« Rivage à l’abandon, Médée-matériau, Paysage avec Argonautes » de Matthias Langhoff à la Comédie de Caen – sédiments d’histoire et de théâtre

Après la reprise de Gloucester Time. Matériau Shakespeare. Richard III l’an dernier à la Comédie de Caen, par Marcial Di Fonzo Bo, directeur des lieux, et Frédérique Loliée, sous le regard bienveillant de Matthias Langhoff, une autre reprise réunit ces trois-là, ainsi que Catherine Rankl, scénographe. En 1983, Matthias Langhoff créait à Bochum, avec Heiner Müller, le triptyque Rivage à l’abandon, Médée-matériau, Paysage avec Argonautes. Le metteur en scène d’origine allemande recrée ce triptyque en ce début d’année, avec les deux acteurs qu’il a rencontrés en 1995 à l’École du Théâtre National de Bretagne, sa scénographe, et Véronique Appel qui l’assiste. Durée initialement annoncée du spectacle : 1h45. Durée réelle : 1h. Durée ressentie : un pan d’histoire.
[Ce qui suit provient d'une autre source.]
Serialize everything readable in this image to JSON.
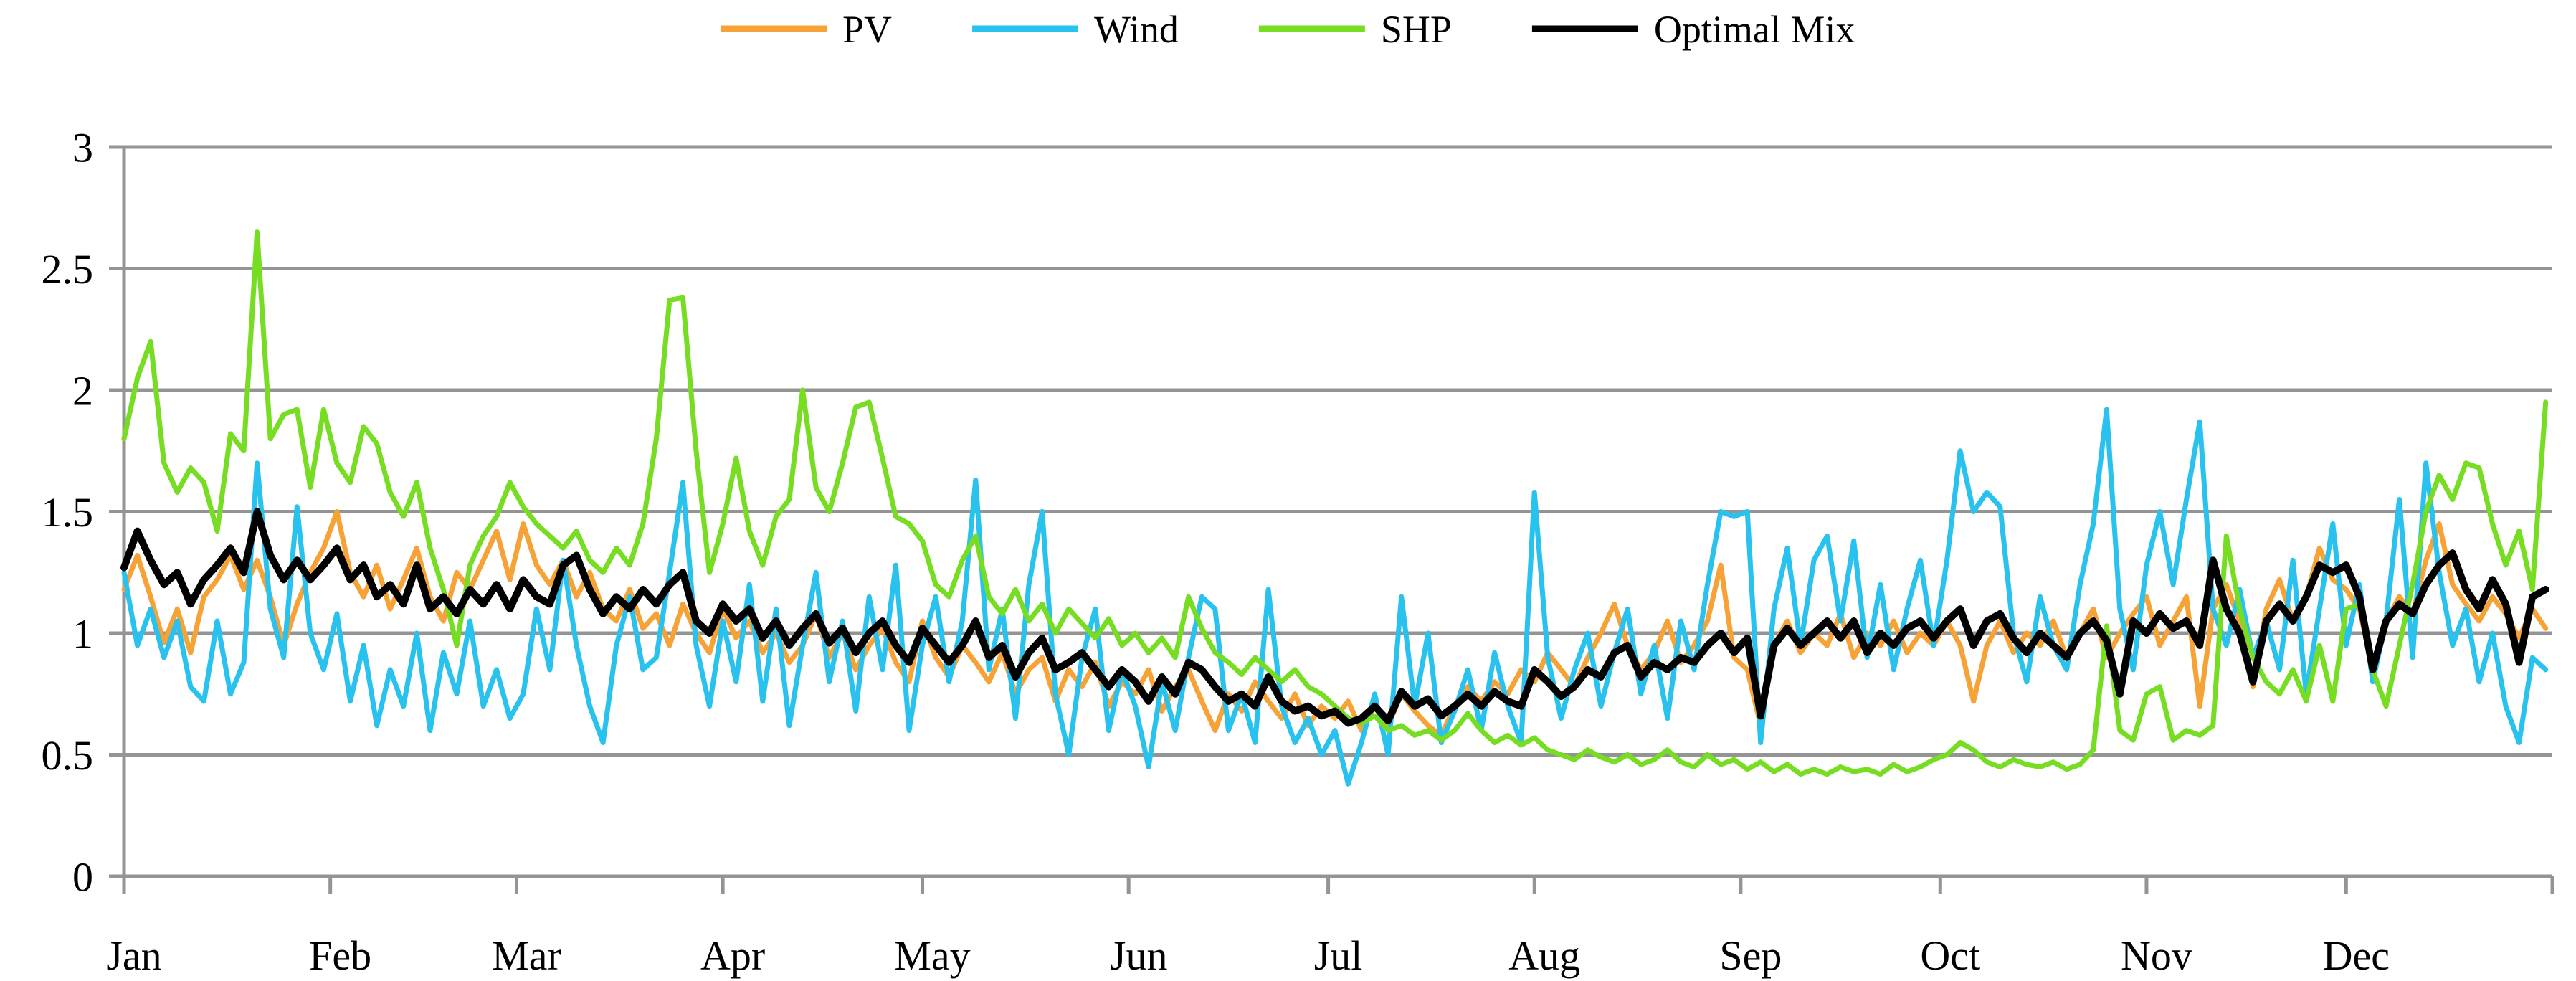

Il y avait du beau monde à Caen, pour la première du spectacle. Des critiques et penseurs du théâtre éminents ont fait le voyage depuis Paris. Le hall du théâtre frémit de ces éminences, de la présence de Matthias Langhoff qui porte sur son visage et ses épaules tout un pan de l’histoire du théâtre, de Catherine Rankl qui conseille de se laisser porter, des équipes du théâtre, du public étudiant. L’ambiance est festive, alors que la jauge est limitée à 65 places. Mais deux jauges se croisent, il y a ceux qui ont vu à 19h, et ceux qui n’ont pas encore vu, à 21h. Les premiers ne disent rien ou presque aux seconds, chacun sait que ce que l’on va voir et entendre ne peut se ramener à quelques mots, ni quelques phrases, qu’il faut, impérativement, en faire l’expérience.

L’entrée en salle se fait par un long couloir, qui fait perdre leurs repères aux habitués des lieux, et qui débouche sur un espace d’exposition. Le corps du spectateur qui trouve généralement rapidement refuge dans les gradins doit tourner sur lui-même pour voir tout en même temps trois immenses toiles, une robe blanche spectrale, illuminée par derrière, des vitrines, un appareil radiophonique qui fait entendre un texte en allemand incompréhensible, des gardiens de musée discrets, le tout au milieu des 64 autres devenue foule, qui se déplace, observe, s’assoit sur une banquette centrale, attend. On se prête au jeu de l’exposition, on observe les toiles, la robes, on s’approche des vitrines qui exposent une maquette de navire et rappelle le mythe de Jason et des Argonautes, et plus loin, des préservatifs et des cigarettes de RDA. Un support diffuse la vidéo d’un train qui avance, train rempli de soldats envoyés au front ou de juifs envoyés aux camps, probablement. Entre deux toiles, se trouve l’appareil radiophonique, surmonté d’un cartel qui désigne une pièce radiophonique de Heiner Goebbels, qui fait lire Rivage à l’abandon à des passants dans la rue ou dans des lieux publics, passants qui ne comprennent pas ce qu’ils lisent, dont les mots envahissent l’espace d’exposition d’un brouhaha qui empêche la déstabilisation première, tout à la fois inquiète et curieuse, dans tous les cas profonde, de s’exprimer pleinement entre les membres du public. Au-delà de l’appareil, on voit des gradins repliés, on se demande si on les atteindra un jour.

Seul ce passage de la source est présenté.